Le Global Competitiveness Report positionne Maurice à la 54e place sur 137 pays en termes de capacité à innover. Qu’est-ce qui entrave l’innovation ? Quelles solutions existent ? Dès l’enfance il faut axer davantage les enseignements scolaires sur les domaines stratégiques à développer, affirme Arjoon Suddhoo, directeur exécutif du Mauritius Research Council (MRC).
L’édition 2017/18 du Global Competitiveness Report souligne l’incapacité de Maurice à innover. Qu’est-ce qui bloque ?
D’après ce rapport, Maurice est en 54e position sur 137 pays. On est dans le «top half», ce qui est bon signe. Maintenant, le pays ambitionne de devenir une économie à revenu élevé, résolument tournée vers l’avenir. Cela implique plus d’efforts et de défis.
À cet égard, je ne parlerai pas de barrières mais plutôt de facteurs à améliorer tels que la recherche et le développement, de meilleurs partenariats entre le monde universitaire et l’industrie ainsi qu’une nouvelle culture d’innovation et de «technopreneurship».
En tant que «Small Island Developing State» (SIDS), Maurice a parcouru un long chemin mais nous pouvons mieux faire. Le progrès socioéconomique démontre que l’innovation a toujours été présente. Il est temps d’identifier ces bonnes et fructueuses pratiques.
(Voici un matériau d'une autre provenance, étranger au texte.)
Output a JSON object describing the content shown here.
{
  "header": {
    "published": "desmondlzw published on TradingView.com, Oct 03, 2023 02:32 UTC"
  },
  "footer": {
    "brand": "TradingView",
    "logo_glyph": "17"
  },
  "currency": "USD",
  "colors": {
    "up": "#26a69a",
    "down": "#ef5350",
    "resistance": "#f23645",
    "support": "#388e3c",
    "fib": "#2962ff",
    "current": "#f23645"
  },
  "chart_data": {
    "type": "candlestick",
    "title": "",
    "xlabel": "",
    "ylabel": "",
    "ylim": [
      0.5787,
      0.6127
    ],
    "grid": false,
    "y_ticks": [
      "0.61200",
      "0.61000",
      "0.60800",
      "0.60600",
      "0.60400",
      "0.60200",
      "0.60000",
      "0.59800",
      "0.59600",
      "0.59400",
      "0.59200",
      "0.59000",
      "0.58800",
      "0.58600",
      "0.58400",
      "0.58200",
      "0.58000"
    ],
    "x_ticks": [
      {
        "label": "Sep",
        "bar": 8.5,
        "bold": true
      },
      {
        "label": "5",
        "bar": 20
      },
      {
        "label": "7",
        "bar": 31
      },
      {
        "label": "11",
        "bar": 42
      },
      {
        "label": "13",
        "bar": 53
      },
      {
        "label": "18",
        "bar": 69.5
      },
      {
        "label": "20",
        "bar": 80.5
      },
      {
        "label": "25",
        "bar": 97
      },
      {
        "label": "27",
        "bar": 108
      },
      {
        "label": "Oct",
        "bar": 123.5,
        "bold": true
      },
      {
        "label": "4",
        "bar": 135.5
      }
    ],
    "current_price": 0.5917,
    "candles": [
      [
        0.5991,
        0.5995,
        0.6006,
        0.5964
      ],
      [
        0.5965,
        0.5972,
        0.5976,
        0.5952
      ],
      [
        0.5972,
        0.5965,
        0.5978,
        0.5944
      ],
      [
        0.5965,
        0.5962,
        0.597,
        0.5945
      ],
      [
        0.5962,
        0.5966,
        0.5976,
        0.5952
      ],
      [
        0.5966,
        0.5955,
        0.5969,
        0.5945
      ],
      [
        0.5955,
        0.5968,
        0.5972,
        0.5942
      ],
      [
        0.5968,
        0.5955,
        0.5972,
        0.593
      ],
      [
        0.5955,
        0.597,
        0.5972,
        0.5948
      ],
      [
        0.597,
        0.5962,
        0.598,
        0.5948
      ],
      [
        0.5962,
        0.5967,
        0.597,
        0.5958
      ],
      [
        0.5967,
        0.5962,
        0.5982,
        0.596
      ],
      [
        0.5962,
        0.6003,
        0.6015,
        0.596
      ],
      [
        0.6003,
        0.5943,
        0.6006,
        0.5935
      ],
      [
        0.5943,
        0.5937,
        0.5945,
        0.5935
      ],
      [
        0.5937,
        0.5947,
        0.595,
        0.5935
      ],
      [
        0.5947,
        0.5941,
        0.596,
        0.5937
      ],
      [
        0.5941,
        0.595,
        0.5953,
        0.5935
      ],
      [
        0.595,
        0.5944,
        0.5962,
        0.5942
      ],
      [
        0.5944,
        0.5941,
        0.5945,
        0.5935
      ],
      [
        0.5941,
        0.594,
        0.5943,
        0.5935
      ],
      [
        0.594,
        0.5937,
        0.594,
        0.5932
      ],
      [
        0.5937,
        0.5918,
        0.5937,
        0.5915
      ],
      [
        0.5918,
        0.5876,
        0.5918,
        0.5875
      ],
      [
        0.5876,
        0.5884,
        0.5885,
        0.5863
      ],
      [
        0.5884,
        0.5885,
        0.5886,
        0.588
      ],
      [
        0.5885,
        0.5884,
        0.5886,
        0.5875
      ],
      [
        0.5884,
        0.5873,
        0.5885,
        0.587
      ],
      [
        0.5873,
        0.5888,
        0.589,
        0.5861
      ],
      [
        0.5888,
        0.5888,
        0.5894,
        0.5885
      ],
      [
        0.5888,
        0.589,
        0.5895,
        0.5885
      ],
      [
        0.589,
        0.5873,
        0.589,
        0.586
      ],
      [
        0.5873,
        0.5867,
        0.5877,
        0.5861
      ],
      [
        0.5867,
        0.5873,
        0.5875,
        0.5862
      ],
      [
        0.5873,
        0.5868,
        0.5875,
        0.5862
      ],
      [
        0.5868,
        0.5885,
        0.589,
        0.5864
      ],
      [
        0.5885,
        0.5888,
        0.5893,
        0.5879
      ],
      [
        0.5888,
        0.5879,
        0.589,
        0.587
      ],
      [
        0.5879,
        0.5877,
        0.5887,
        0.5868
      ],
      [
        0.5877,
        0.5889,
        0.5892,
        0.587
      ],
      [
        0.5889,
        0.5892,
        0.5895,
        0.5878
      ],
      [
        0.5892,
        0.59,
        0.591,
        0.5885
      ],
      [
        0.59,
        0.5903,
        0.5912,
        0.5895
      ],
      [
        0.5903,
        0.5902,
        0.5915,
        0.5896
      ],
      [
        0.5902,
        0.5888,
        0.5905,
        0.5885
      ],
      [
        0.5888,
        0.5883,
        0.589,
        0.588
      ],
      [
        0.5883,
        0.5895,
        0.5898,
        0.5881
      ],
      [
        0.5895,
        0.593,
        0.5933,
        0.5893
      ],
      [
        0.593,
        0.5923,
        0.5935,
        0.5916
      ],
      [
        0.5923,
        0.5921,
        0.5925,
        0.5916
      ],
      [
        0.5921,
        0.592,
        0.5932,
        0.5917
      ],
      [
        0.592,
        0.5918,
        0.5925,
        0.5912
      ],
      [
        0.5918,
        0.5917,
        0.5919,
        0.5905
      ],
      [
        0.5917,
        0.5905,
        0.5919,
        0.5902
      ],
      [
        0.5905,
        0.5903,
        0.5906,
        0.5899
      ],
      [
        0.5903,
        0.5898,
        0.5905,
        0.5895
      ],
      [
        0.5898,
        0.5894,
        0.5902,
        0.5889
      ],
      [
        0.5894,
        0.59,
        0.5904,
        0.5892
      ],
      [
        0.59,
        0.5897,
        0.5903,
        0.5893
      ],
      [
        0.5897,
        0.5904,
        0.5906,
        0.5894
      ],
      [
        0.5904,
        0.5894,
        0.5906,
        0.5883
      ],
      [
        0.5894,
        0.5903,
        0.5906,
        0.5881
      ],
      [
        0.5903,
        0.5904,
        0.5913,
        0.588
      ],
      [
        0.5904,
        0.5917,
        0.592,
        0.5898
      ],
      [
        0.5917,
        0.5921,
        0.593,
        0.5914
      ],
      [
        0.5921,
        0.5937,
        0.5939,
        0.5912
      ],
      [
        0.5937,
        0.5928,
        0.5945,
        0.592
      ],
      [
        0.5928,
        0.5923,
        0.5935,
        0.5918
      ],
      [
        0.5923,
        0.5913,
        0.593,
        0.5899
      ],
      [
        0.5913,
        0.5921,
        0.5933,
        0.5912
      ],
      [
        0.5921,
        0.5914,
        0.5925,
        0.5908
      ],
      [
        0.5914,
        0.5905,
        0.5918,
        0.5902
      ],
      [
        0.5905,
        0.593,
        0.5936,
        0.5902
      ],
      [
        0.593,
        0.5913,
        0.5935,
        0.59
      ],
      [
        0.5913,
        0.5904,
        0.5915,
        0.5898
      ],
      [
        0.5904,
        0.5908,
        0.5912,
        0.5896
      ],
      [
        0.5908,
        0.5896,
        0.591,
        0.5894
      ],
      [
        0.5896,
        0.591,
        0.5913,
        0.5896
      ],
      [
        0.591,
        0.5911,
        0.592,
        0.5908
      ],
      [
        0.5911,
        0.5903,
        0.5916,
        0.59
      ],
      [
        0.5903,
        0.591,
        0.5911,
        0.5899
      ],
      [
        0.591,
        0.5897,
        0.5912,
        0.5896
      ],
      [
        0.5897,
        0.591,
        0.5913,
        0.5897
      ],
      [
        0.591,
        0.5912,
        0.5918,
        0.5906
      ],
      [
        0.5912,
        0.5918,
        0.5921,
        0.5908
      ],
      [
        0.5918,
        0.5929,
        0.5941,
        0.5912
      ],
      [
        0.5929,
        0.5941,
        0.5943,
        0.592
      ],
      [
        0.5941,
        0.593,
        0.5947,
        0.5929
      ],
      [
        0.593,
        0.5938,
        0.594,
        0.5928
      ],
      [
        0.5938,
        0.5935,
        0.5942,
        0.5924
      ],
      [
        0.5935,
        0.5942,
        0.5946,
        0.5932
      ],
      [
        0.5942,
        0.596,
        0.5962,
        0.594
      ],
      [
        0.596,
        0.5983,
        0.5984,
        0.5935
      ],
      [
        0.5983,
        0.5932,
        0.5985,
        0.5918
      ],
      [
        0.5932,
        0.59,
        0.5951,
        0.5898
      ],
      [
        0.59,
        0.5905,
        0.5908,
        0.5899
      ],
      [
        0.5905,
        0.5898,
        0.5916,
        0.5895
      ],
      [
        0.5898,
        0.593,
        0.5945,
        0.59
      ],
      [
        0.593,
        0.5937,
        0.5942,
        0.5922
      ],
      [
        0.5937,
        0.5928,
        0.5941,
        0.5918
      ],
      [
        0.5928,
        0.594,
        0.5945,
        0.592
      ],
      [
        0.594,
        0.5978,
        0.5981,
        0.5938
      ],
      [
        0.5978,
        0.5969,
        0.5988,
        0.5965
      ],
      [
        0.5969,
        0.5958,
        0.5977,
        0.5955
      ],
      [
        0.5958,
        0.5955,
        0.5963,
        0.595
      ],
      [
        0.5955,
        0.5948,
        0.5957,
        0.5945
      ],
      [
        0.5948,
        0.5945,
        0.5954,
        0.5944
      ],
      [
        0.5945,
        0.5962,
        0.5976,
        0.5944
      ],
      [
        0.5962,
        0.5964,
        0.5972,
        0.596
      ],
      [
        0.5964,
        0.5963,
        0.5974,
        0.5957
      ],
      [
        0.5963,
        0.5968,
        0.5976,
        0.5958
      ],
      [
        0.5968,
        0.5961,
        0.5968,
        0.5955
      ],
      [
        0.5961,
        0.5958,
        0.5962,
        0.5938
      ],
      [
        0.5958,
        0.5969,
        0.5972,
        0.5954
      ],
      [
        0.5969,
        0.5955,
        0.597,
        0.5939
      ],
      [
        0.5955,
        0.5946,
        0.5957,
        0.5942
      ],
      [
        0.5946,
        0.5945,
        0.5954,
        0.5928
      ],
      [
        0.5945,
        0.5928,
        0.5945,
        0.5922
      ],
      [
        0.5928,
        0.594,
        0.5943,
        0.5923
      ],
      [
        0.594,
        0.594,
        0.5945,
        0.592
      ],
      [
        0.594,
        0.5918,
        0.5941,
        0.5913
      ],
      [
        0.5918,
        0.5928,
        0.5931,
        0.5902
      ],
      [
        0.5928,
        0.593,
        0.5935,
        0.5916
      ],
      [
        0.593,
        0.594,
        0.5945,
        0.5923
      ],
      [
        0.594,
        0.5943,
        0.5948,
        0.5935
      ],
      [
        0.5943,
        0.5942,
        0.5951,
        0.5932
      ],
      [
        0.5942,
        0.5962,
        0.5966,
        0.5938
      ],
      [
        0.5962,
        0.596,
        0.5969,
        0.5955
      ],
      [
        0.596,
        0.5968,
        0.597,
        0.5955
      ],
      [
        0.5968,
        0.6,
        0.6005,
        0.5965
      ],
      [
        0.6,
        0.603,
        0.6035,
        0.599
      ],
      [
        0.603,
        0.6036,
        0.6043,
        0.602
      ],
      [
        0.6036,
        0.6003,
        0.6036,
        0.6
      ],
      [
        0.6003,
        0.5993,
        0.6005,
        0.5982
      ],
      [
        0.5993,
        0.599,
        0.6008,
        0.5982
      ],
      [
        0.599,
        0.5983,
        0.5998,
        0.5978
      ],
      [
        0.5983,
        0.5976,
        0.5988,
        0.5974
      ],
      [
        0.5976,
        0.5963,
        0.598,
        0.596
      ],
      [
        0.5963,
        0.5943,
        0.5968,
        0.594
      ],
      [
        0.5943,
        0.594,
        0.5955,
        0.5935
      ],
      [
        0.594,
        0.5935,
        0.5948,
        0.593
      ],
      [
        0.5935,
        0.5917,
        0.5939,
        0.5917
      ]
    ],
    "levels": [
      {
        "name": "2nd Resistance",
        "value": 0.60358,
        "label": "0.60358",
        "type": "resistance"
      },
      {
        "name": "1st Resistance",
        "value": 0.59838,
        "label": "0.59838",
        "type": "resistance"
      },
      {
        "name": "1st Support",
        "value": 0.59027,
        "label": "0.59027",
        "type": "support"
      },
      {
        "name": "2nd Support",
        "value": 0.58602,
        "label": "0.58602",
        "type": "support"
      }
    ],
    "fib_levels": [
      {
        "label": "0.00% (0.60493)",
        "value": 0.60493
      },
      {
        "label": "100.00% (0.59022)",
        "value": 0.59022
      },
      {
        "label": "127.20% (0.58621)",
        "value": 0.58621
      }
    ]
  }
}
Qu’implique le terme «innover» pour vous ?
La définition classique est l’amélioration d’un produit, procédé ou service. Mais la signification dépend du temps et du contexte. Par exemple, le Global Competitive Ranking inclut plusieurs critères de mesures, notamment le Foreign Direct Investment qui met en exerge la complexité infrastructurelle, entre autres.
Il faut savoir quel type d’innovation est symbolique pour le pays. D’ailleurs, c’est pour cela que le gouvernement a décidé de transformer le MRC en Mauritius Research and Innovation Council (MRIC). Plusieurs personnes sont d’avis qu’une bonne capacité à innover contribue à accroître la richesse d’un pays. Mais le véritable objectif va bien au-delà des gains matérialistes, aussi importants soient-ils. Que ce soit en termes de développement de produits, d’amélioration de services ou des processus, l’issue finale de l’innovation converge vers un changement dans le comportement humain.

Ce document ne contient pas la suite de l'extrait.